Implications of Unlimited Liability
-owner sells assets away to make profits for debt = owner bankrupt.
-unable to share sells
-owners decisions are clouded by risks- may create sales forecasts to decide whether a decision is worthwile as owner may need more planning due to risks in an unincorporated business.
Implications of Limited liability
-Owner & business separate legal identities – business carry on even if owner dies.
-Business can sue/be sued – business sued e.g. due to unsafe products and can sue others=business liquidated (put to an end)=damage brand recognition.
-business can sell shares – LTD’s sell shares to family/friends whereas PLC’s sell shares on the stock exchange =
-Personal assets are not at risk – If the business fails then the owner will only lose any money that they have invested in the business.
The business is registered with companies’ house – The business needs to register with the companies’ house before it can become a LTD or PLC.
Finance Appropriate for Unlimited Liability
-leasing – small businesses lease equipment if cannot afford to buy it.
-Bank overdraft/loan used if they suffer a poor trading period however high interest rates.

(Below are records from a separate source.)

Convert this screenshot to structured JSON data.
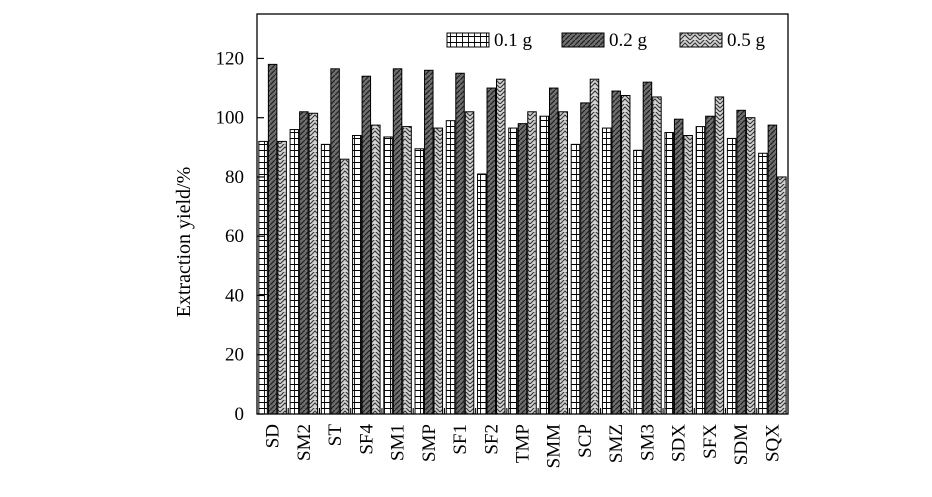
{
  "chart_data": {
    "type": "bar",
    "title": "",
    "xlabel": "",
    "ylabel": "Extraction yield/%",
    "ylim": [
      0,
      135
    ],
    "yticks": [
      0,
      20,
      40,
      60,
      80,
      100,
      120
    ],
    "grid": false,
    "legend_position": "top-right",
    "categories": [
      "SD",
      "SM2",
      "ST",
      "SF4",
      "SM1",
      "SMP",
      "SF1",
      "SF2",
      "TMP",
      "SMM",
      "SCP",
      "SMZ",
      "SM3",
      "SDX",
      "SFX",
      "SDM",
      "SQX"
    ],
    "series": [
      {
        "name": "0.1 g",
        "pattern": "grid",
        "color": "#ffffff",
        "values": [
          92,
          96,
          91,
          94,
          93.5,
          89.5,
          99,
          81,
          96.5,
          100.5,
          91,
          96.5,
          89,
          95,
          97,
          93,
          88
        ]
      },
      {
        "name": "0.2 g",
        "pattern": "diagonal-dark",
        "color": "#777777",
        "values": [
          118,
          102,
          116.5,
          114,
          116.5,
          116,
          115,
          110,
          98,
          110,
          105,
          109,
          112,
          99.5,
          100.5,
          102.5,
          97.5
        ]
      },
      {
        "name": "0.5 g",
        "pattern": "herringbone-light",
        "color": "#cccccc",
        "values": [
          92,
          101.5,
          86,
          97.5,
          97,
          96.5,
          102,
          113,
          102,
          102,
          113,
          107.5,
          107,
          94,
          107,
          100,
          80
        ]
      }
    ]
  }
}
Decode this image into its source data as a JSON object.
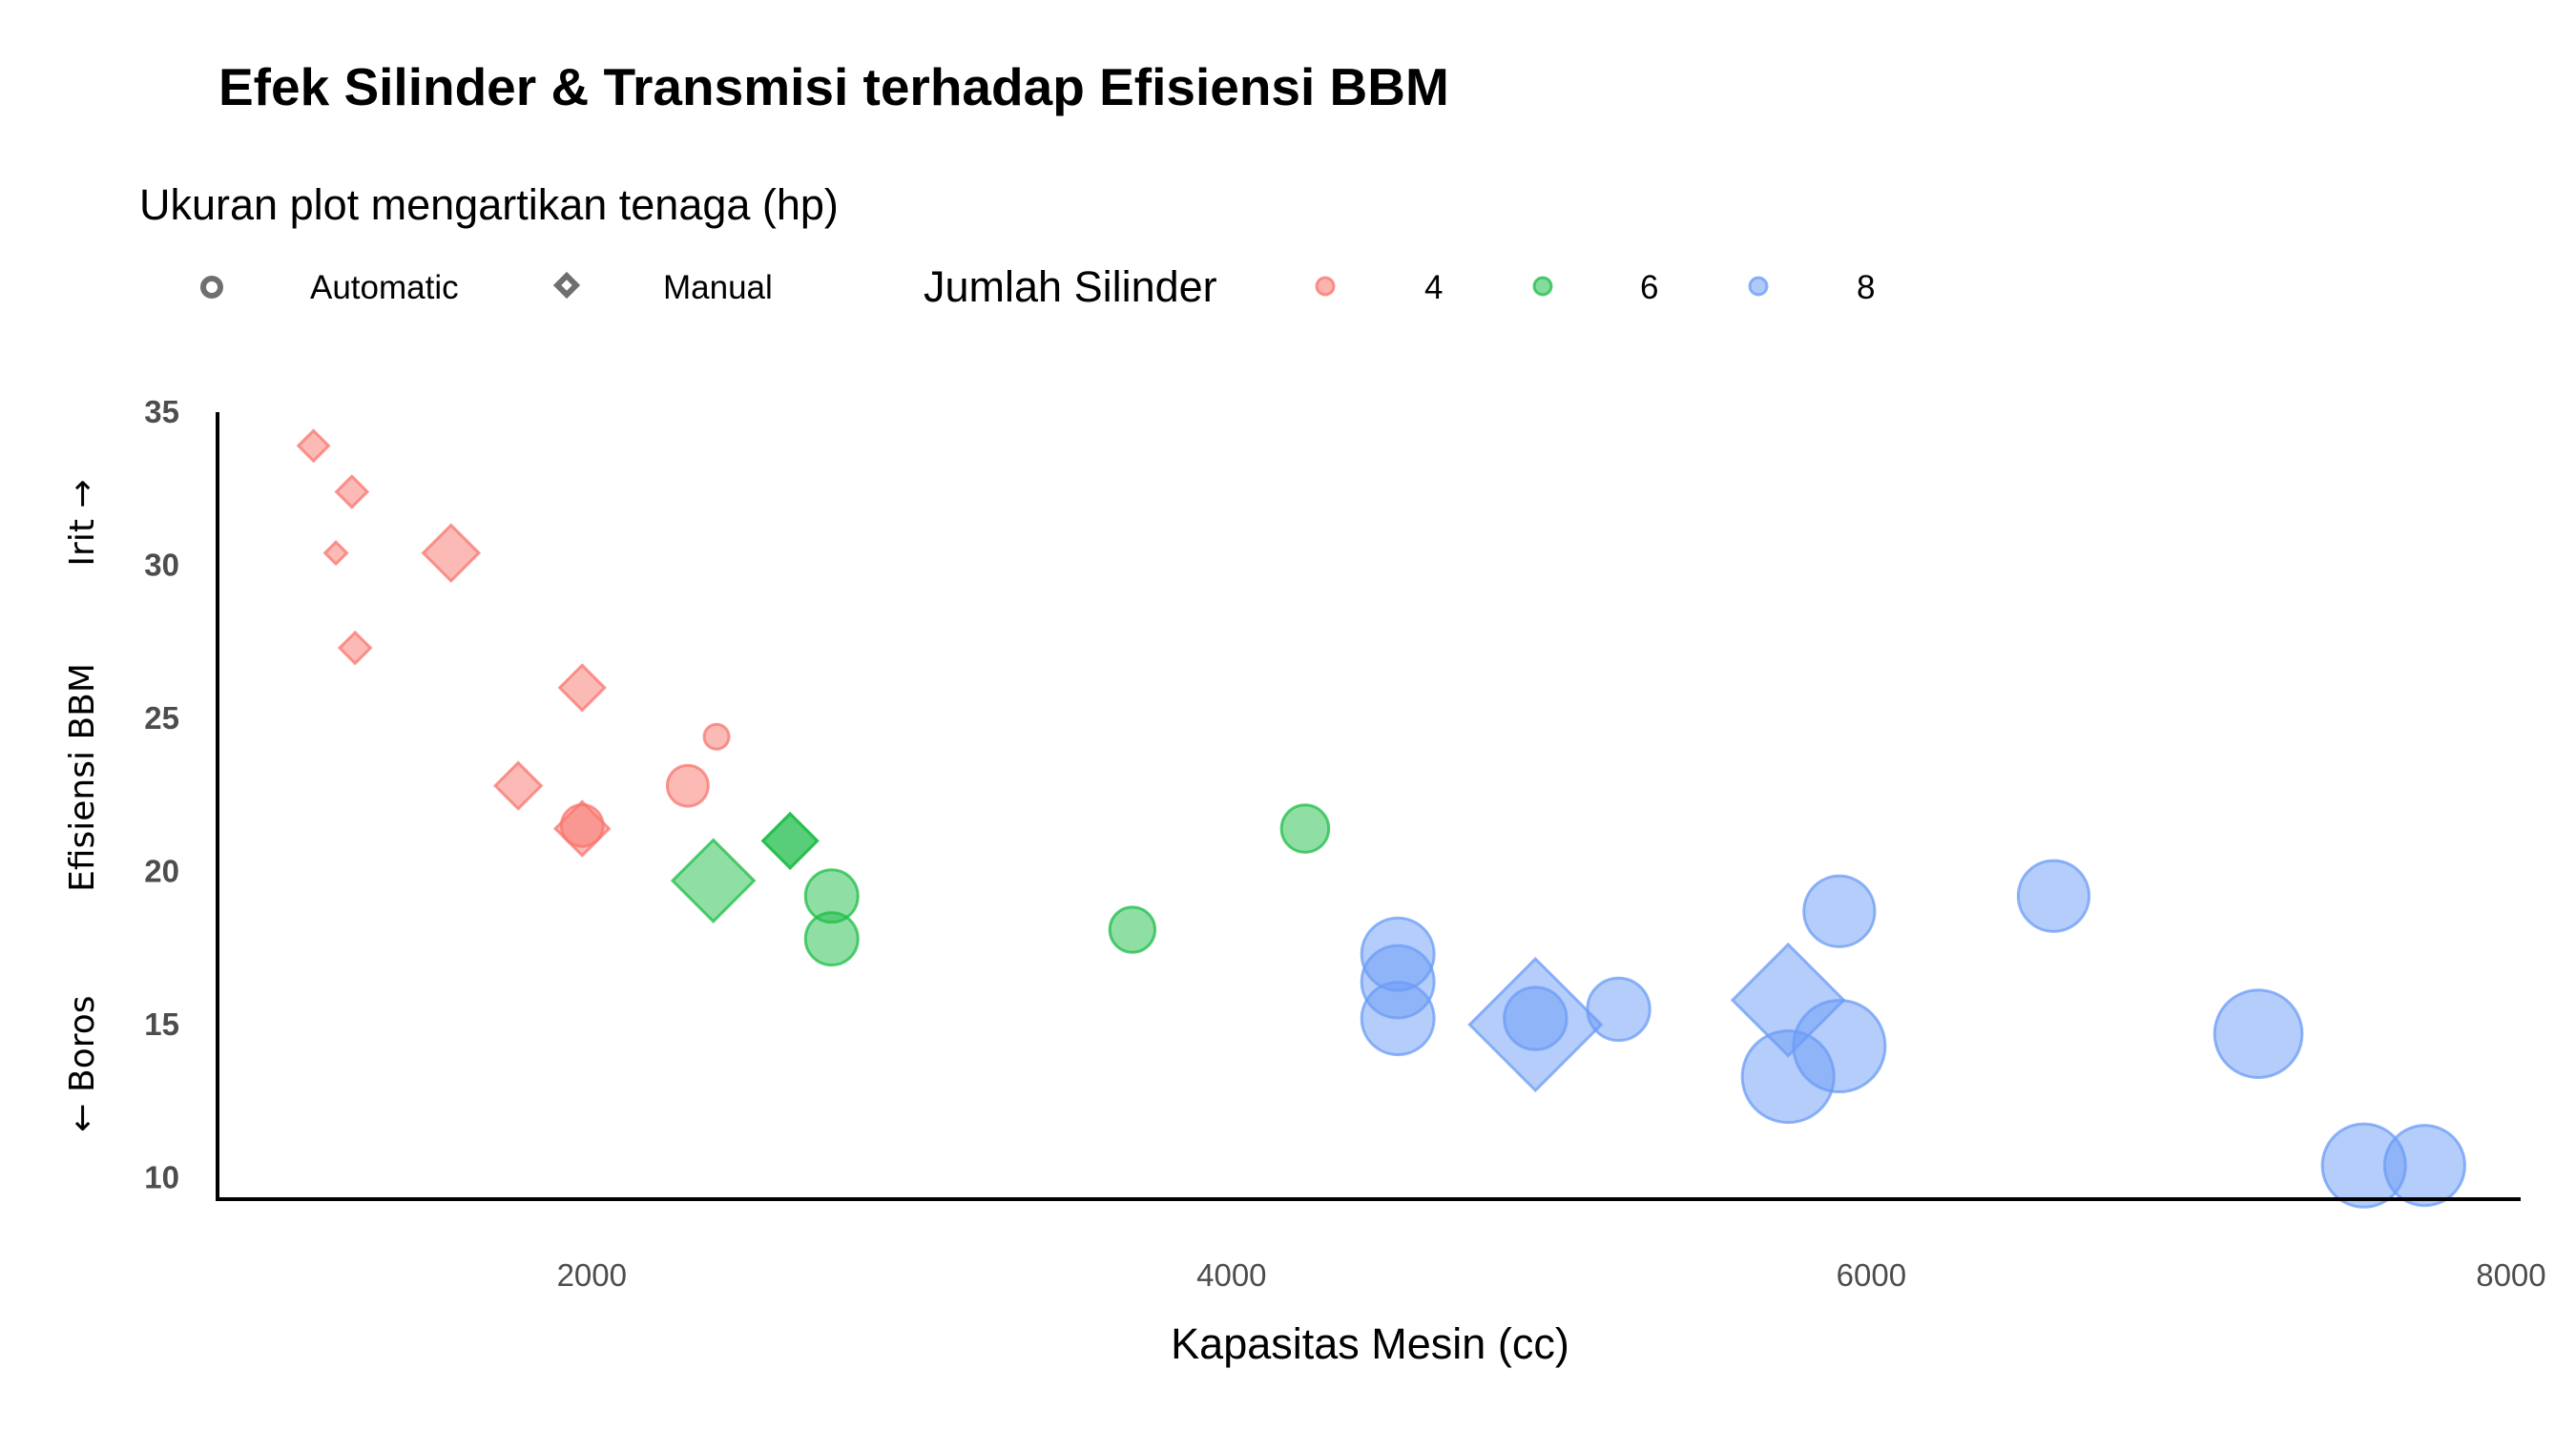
{
  "chart_data": {
    "type": "scatter",
    "title": "Efek Silinder & Transmisi terhadap Efisiensi BBM",
    "subtitle": "Ukuran plot mengartikan tenaga (hp)",
    "xlabel": "Kapasitas Mesin (cc)",
    "ylabel_top": "Irit →",
    "ylabel_middle": "Efisiensi BBM",
    "ylabel_bottom": "← Boros",
    "xlim": [
      830,
      8030
    ],
    "ylim": [
      9.3,
      35
    ],
    "x_ticks": [
      2000,
      4000,
      6000,
      8000
    ],
    "y_ticks": [
      10,
      15,
      20,
      25,
      30,
      35
    ],
    "grid": false,
    "legend_position": "top",
    "shape_legend": [
      {
        "label": "Automatic",
        "shape": "circle"
      },
      {
        "label": "Manual",
        "shape": "diamond"
      }
    ],
    "color_legend_title": "Jumlah Silinder",
    "color_legend": [
      {
        "label": "4",
        "color": "#f8766d"
      },
      {
        "label": "6",
        "color": "#1fbe4a"
      },
      {
        "label": "8",
        "color": "#6b9cf5"
      }
    ],
    "series": [
      {
        "cyl": "4",
        "color": "#f8766d",
        "points": [
          {
            "x": 1130,
            "y": 33.9,
            "hp": 65,
            "transmission": "Manual"
          },
          {
            "x": 1250,
            "y": 32.4,
            "hp": 66,
            "transmission": "Manual"
          },
          {
            "x": 1200,
            "y": 30.4,
            "hp": 52,
            "transmission": "Manual"
          },
          {
            "x": 1560,
            "y": 30.4,
            "hp": 113,
            "transmission": "Manual"
          },
          {
            "x": 1260,
            "y": 27.3,
            "hp": 66,
            "transmission": "Manual"
          },
          {
            "x": 1970,
            "y": 26.0,
            "hp": 91,
            "transmission": "Manual"
          },
          {
            "x": 2390,
            "y": 24.4,
            "hp": 62,
            "transmission": "Automatic"
          },
          {
            "x": 2300,
            "y": 22.8,
            "hp": 95,
            "transmission": "Automatic"
          },
          {
            "x": 1770,
            "y": 22.8,
            "hp": 93,
            "transmission": "Manual"
          },
          {
            "x": 1970,
            "y": 21.5,
            "hp": 97,
            "transmission": "Automatic"
          },
          {
            "x": 1970,
            "y": 21.4,
            "hp": 109,
            "transmission": "Manual"
          }
        ]
      },
      {
        "cyl": "6",
        "color": "#1fbe4a",
        "points": [
          {
            "x": 2620,
            "y": 21.0,
            "hp": 110,
            "transmission": "Manual"
          },
          {
            "x": 2620,
            "y": 21.0,
            "hp": 110,
            "transmission": "Manual"
          },
          {
            "x": 2380,
            "y": 19.7,
            "hp": 175,
            "transmission": "Manual"
          },
          {
            "x": 2750,
            "y": 19.2,
            "hp": 123,
            "transmission": "Automatic"
          },
          {
            "x": 2750,
            "y": 17.8,
            "hp": 123,
            "transmission": "Automatic"
          },
          {
            "x": 3690,
            "y": 18.1,
            "hp": 105,
            "transmission": "Automatic"
          },
          {
            "x": 4230,
            "y": 21.4,
            "hp": 110,
            "transmission": "Automatic"
          }
        ]
      },
      {
        "cyl": "8",
        "color": "#6b9cf5",
        "points": [
          {
            "x": 4520,
            "y": 17.3,
            "hp": 180,
            "transmission": "Automatic"
          },
          {
            "x": 4520,
            "y": 16.4,
            "hp": 180,
            "transmission": "Automatic"
          },
          {
            "x": 4520,
            "y": 15.2,
            "hp": 180,
            "transmission": "Automatic"
          },
          {
            "x": 4950,
            "y": 15.0,
            "hp": 335,
            "transmission": "Manual"
          },
          {
            "x": 4950,
            "y": 15.2,
            "hp": 150,
            "transmission": "Automatic"
          },
          {
            "x": 5210,
            "y": 15.5,
            "hp": 150,
            "transmission": "Automatic"
          },
          {
            "x": 5740,
            "y": 15.8,
            "hp": 264,
            "transmission": "Manual"
          },
          {
            "x": 5740,
            "y": 13.3,
            "hp": 245,
            "transmission": "Automatic"
          },
          {
            "x": 5900,
            "y": 18.7,
            "hp": 175,
            "transmission": "Automatic"
          },
          {
            "x": 5900,
            "y": 14.3,
            "hp": 245,
            "transmission": "Automatic"
          },
          {
            "x": 6570,
            "y": 19.2,
            "hp": 175,
            "transmission": "Automatic"
          },
          {
            "x": 7210,
            "y": 14.7,
            "hp": 230,
            "transmission": "Automatic"
          },
          {
            "x": 7540,
            "y": 10.4,
            "hp": 215,
            "transmission": "Automatic"
          },
          {
            "x": 7730,
            "y": 10.4,
            "hp": 205,
            "transmission": "Automatic"
          }
        ]
      }
    ]
  }
}
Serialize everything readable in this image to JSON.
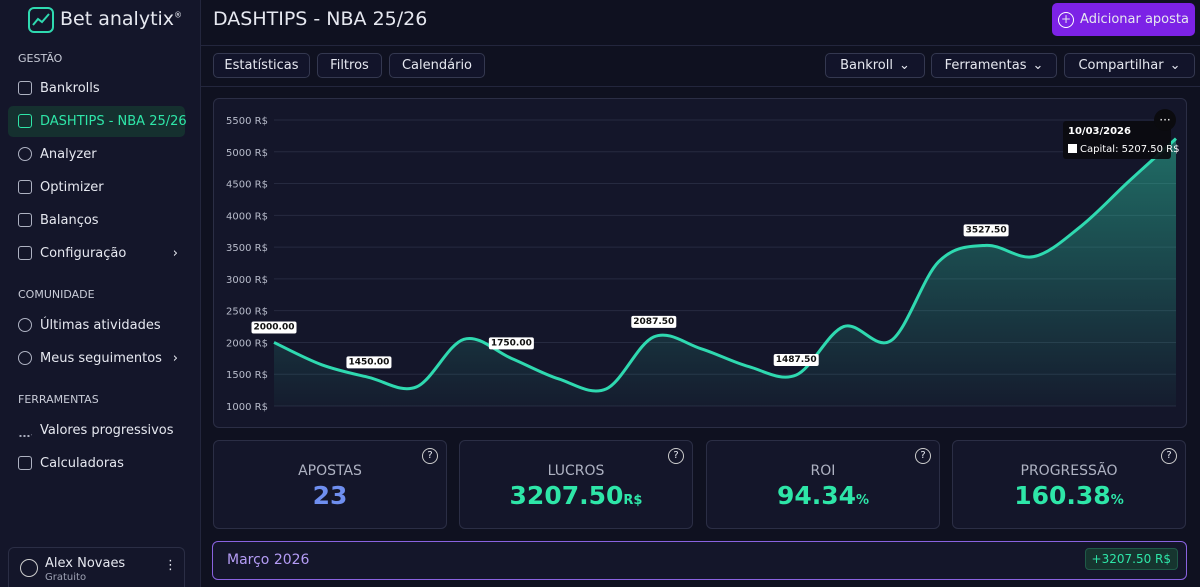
{
  "brand": {
    "name": "Bet analytix",
    "mark": "®"
  },
  "sidebar": {
    "sections": [
      {
        "title": "GESTÃO",
        "items": [
          "Bankrolls",
          "DASHTIPS - NBA 25/26",
          "Analyzer",
          "Optimizer",
          "Balanços",
          "Configuração"
        ]
      },
      {
        "title": "COMUNIDADE",
        "items": [
          "Últimas atividades",
          "Meus seguimentos"
        ]
      },
      {
        "title": "FERRAMENTAS",
        "items": [
          "Valores progressivos",
          "Calculadoras"
        ]
      }
    ],
    "user": {
      "name": "Alex Novaes",
      "plan": "Gratuito"
    }
  },
  "header": {
    "title": "DASHTIPS - NBA 25/26",
    "button": "Adicionar aposta"
  },
  "toolbar": {
    "left": [
      "Estatísticas",
      "Filtros",
      "Calendário"
    ],
    "right": [
      "Bankroll",
      "Ferramentas",
      "Compartilhar"
    ]
  },
  "chart": {
    "type": "line",
    "color": "#2fd9b0",
    "categories": [
      null,
      null,
      null,
      null,
      null,
      null,
      null,
      null,
      null,
      null,
      null,
      null,
      null,
      null,
      null,
      null,
      null,
      null,
      null,
      "10/03/2026"
    ],
    "series": [
      {
        "name": "Capital",
        "color": "#2fd9b0",
        "values": [
          2000,
          1650,
          1450,
          1300,
          2050,
          1750,
          1425,
          1270,
          2087.5,
          1900,
          1620,
          1487.5,
          2250,
          2030,
          3270,
          3527.5,
          3350,
          3830,
          4530,
          5207.5
        ],
        "value_labels": [
          "2000.00",
          null,
          "1450.00",
          null,
          null,
          "1750.00",
          null,
          null,
          "2087.50",
          null,
          null,
          "1487.50",
          null,
          null,
          null,
          "3527.50",
          null,
          null,
          null,
          null
        ]
      }
    ],
    "ylim": [
      1000,
      5500
    ],
    "yticks": [
      {
        "value": 1000,
        "label": "1000 R$"
      },
      {
        "value": 1500,
        "label": "1500 R$"
      },
      {
        "value": 2000,
        "label": "2000 R$"
      },
      {
        "value": 2500,
        "label": "2500 R$"
      },
      {
        "value": 3000,
        "label": "3000 R$"
      },
      {
        "value": 3500,
        "label": "3500 R$"
      },
      {
        "value": 4000,
        "label": "4000 R$"
      },
      {
        "value": 4500,
        "label": "4500 R$"
      },
      {
        "value": 5000,
        "label": "5000 R$"
      },
      {
        "value": 5500,
        "label": "5500 R$"
      }
    ],
    "grid": true,
    "tooltip": {
      "label": "Capital: 5207.50 R$"
    }
  },
  "stats": [
    {
      "label": "APOSTAS",
      "value": "23",
      "unit": null
    },
    {
      "label": "LUCROS",
      "value": "3207.50",
      "unit": "R$"
    },
    {
      "label": "ROI",
      "value": "94.34",
      "unit": "%"
    },
    {
      "label": "PROGRESSÃO",
      "value": "160.38",
      "unit": "%"
    }
  ],
  "month": {
    "label": "Março 2026",
    "total": "+3207.50 R$"
  }
}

-owner’s capital -sole trader/partnerships use owner’s capital to reduce debt- use cross-subsidation?
Finance Appropriate for Limited Liability
-Angel/venture capitalist, easy and quick upfront payment, but dilutes founder control and high interest rates.
-Retained profit – PLC’s and LTD’s receive significant amounts of profit = use it to invest big business projects such as expansion- cross subsidisation?
-Share capital – plcs/ltds sell shares in business due to large amounts of money they can make selling shares on stock market.
-Loans – able to take out loans due to big reputation. able to do this at low interest rate due to the bargaining power that business gain when they grow in size.